Went down to Marathon last week with family and friends. Split our time between trolling offshore and fishing inshore for tarpon.

Fishing was good but not great. Undersize peanut dolphin were everywhere. They became a nuisance while trolling. We still managed to catch some keeper dolphin throughout the week, including a couple wahoo, tripletail and tuna. 

Offshore was flat calm the last 3 days we were there. I've seen the Atlantic look like a lake before, but never that flat calm. It was fun running 50mph, thirty plus miles offshore in my buddy's Cape Horn. We thought about going all the way to Cuba one day. [smiley=carcrash.gif]


We found a bunch of juvenile tarpon back in some residential canals and along mangrove shorelines. I managed to jump my first tarpon on fly. He broke off after 3 acrobatic maneuvers. I'm embarrassed to say that he broke off because I still had on 15lb tippet that I use for redfish...I'm a moron. [smiley=frustrate2.gif]

We also tried fishing for larger tarpon out on the flats but had no luck hooking up. Saw a bunch but they were uninterested in our live crabs.

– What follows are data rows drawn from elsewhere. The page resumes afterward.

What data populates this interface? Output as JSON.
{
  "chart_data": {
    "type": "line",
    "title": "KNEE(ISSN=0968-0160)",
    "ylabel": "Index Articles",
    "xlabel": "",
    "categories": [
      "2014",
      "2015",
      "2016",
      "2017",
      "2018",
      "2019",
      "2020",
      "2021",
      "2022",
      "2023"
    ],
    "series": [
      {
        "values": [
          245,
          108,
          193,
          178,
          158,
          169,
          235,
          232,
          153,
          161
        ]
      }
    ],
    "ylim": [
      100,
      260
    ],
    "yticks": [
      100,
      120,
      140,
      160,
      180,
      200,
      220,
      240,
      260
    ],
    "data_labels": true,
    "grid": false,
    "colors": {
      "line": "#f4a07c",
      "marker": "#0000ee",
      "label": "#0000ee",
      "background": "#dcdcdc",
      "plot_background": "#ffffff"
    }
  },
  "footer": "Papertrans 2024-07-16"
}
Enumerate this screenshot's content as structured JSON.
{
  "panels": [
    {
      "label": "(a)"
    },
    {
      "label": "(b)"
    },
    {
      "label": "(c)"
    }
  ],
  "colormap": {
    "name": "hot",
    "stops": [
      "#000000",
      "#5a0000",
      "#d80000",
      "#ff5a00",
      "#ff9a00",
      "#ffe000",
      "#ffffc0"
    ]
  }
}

Peanut dolphin on fly (I sported a mohawk the first day of vacation then shaved it off):











Cleaning the boat one night, we left the hose hanging over the side of the boat. Marvin the manatee showed up for a drink of fresh water:











Wahoooooooooooooooooooooo:











Catch from one of the days offshore (All dolphin are over 20"):











The family:











Me and the wife eating dinner at Keys Fisheries:


----------



## iMacattack (Dec 11, 2006)

Looks like a great time!


----------



## Spook (Apr 6, 2007)

Nice job man. Looks like a blast!


----------



## sea-n-spots (Dec 19, 2006)

Peanut Dolphin= (good samitch)  Great post Jason, sorry about the poon breakin ya off. If ya had Eric or me there, that may have been avoidable. Looks like ya had a GREAT TIME. [smiley=1-thumbsup1.gif]


----------



## beavis (Dec 11, 2006)

Great report. looks like you had a lot of fun.


----------



## tom_in_orl (Dec 9, 2006)

> (All dolphin are over 20")


Barely ;D

Nice trip. Thanks for sharing.


----------



## Guest (Jun 26, 2007)

Nice report and it looks like you guys had a great time.. 

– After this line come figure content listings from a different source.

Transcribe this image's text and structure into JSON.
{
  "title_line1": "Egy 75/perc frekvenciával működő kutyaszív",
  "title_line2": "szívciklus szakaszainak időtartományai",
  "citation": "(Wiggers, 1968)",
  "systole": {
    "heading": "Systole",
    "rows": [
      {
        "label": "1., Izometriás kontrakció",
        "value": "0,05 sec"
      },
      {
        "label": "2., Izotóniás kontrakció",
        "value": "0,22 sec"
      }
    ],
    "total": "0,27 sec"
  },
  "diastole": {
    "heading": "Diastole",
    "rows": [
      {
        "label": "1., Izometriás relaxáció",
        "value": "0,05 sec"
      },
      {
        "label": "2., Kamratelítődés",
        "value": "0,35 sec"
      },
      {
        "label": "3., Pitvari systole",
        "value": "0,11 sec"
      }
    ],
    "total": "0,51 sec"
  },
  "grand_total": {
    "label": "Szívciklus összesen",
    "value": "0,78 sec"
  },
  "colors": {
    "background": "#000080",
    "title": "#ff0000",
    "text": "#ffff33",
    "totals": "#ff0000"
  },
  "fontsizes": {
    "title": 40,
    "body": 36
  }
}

Been way too long since I was in the Keys


----------



## JRH (Mar 18, 2007)

> Barely ;D


 ;D

Barely was good enough for us. We had 17 mouths to feed. 


On a side note, it appears the recent 20" regulations for dolphin are having a positive impact. My dad mentioned in the 30+ years he's been going down to the keys he's never seen so many peanut dolphin under 20". They were literally everywhere.


----------



## markdido (Apr 25, 2007)

> Nice report and it looks like you guys had a great time..
> 
> Been way too long since I was in the Keys


Man, I hear ya!

When I was stationed in Va Beach, I used to get down to the Keys 3 times a year (courtesy of the U. S. Navy)
Now that I actually LIVE here, have I gone down to the Keys Noooooooooooo!


----------



## deerfly (Mar 10, 2007)

nice report Jason, looks like you guys had a blast and caught fish, congrats with the tarpon on fly too. - eric


----------